Peritoneal cells from myelomonocytic cell-specific S100A8 KO mice and control mice were stained with an Alexa Fluor 488-labeled anti-F4/80 (6F12) antibody (BD Biosciences) or a PE-labeled anti-Ly6G (RB6-8C5) antibody (BD Biosciences). Neutrophils and macrophages were identified as Ly6G-positive and F4/80-positive cells, respectively, by flow cytometry. Flow cytometry was performed using a FACSCanto II (BD Biosciences).

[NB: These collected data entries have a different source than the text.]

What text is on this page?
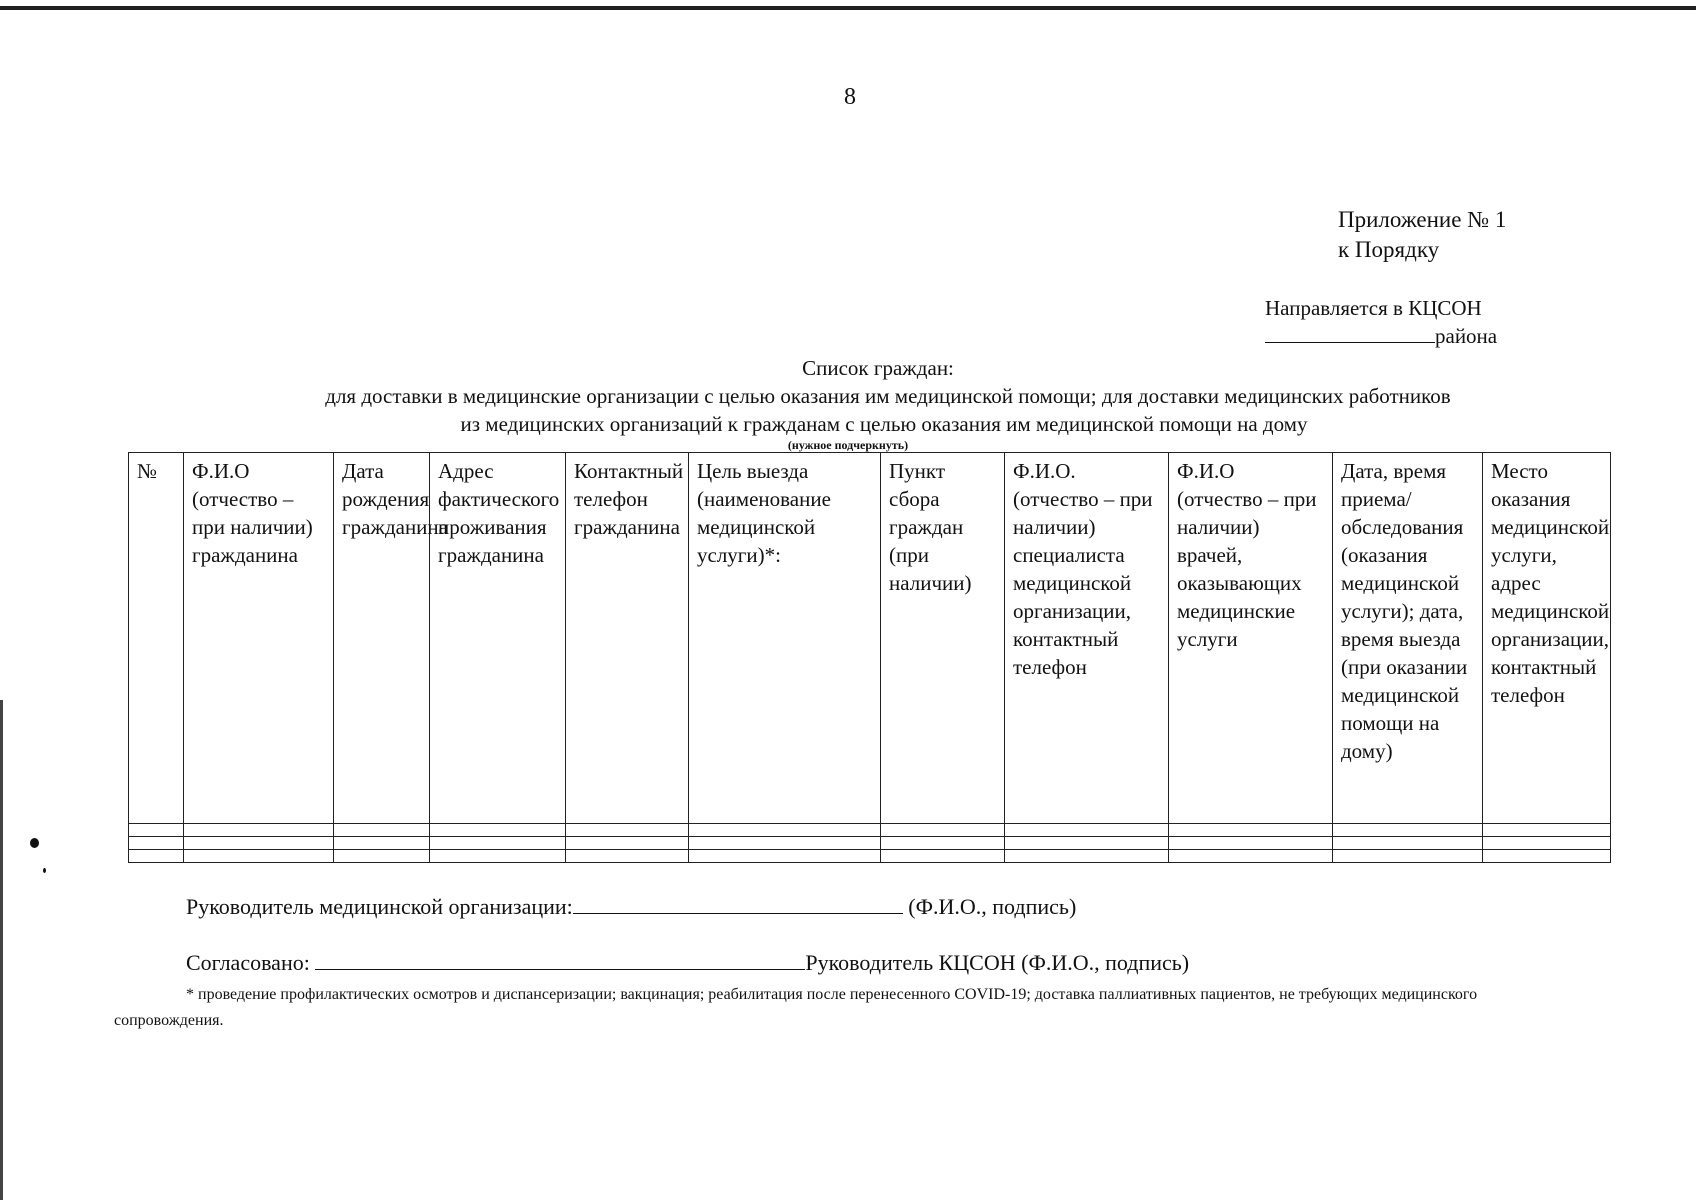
8
Приложение № 1
к Порядку
Направляется в КЦСОН
района
Список граждан:
для доставки в медицинские организации с целью оказания им медицинской помощи; для доставки медицинских работников
из медицинских организаций к гражданам с целью оказания им медицинской помощи на дому
(нужное подчеркнуть)
№	Ф.И.О (отчество – при наличии) гражданина	Дата рождения гражданина	Адрес фактического проживания гражданина	Контактный телефон гражданина	Цель выезда (наименование медицинской услуги)*:	Пункт сбора граждан (при наличии)	Ф.И.О. (отчество – при наличии) специалиста медицинской организации, контактный телефон	Ф.И.О (отчество – при наличии) врачей, оказывающих медицинские услуги	Дата, время приема/ обследования (оказания медицинской услуги); дата, время выезда (при оказании медицинской помощи на дому)	Место оказания медицинской услуги, адрес медицинской организации, контактный телефон

Руководитель медицинской организации:	(Ф.И.О., подпись)
Согласовано:	Руководитель КЦСОН (Ф.И.О., подпись)
* проведение профилактических осмотров и диспансеризации; вакцинация; реабилитация после перенесенного COVID-19; доставка паллиативных пациентов, не требующих медицинского сопровождения.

Quantification and statistical analysis

Statistical analysis

All experiments were independently repeated at least three times. All the data are expressed as the mean ± SEM. Differences between two groups were analyzed by Student’s t test. For comparisons among more than two groups, we used one-way ANOVA followed by Tukey’s HSD post hoc test. The log-rank test was used to evaluate mouse survival. Prism 8 (GraphPad 551 Software) and JMP 16 (SAS) were used for statistical analysis. Differences were considered significant if the p value was <0.05 (∗) or <0.01 (∗∗).

Published: December 22, 2022

Data and code availability

• •There are no new dataset in this paper.
• •This paper does not report original code.
• •Any additional information required to reanalyze the data reported in this paper is available from the lead contact upon request.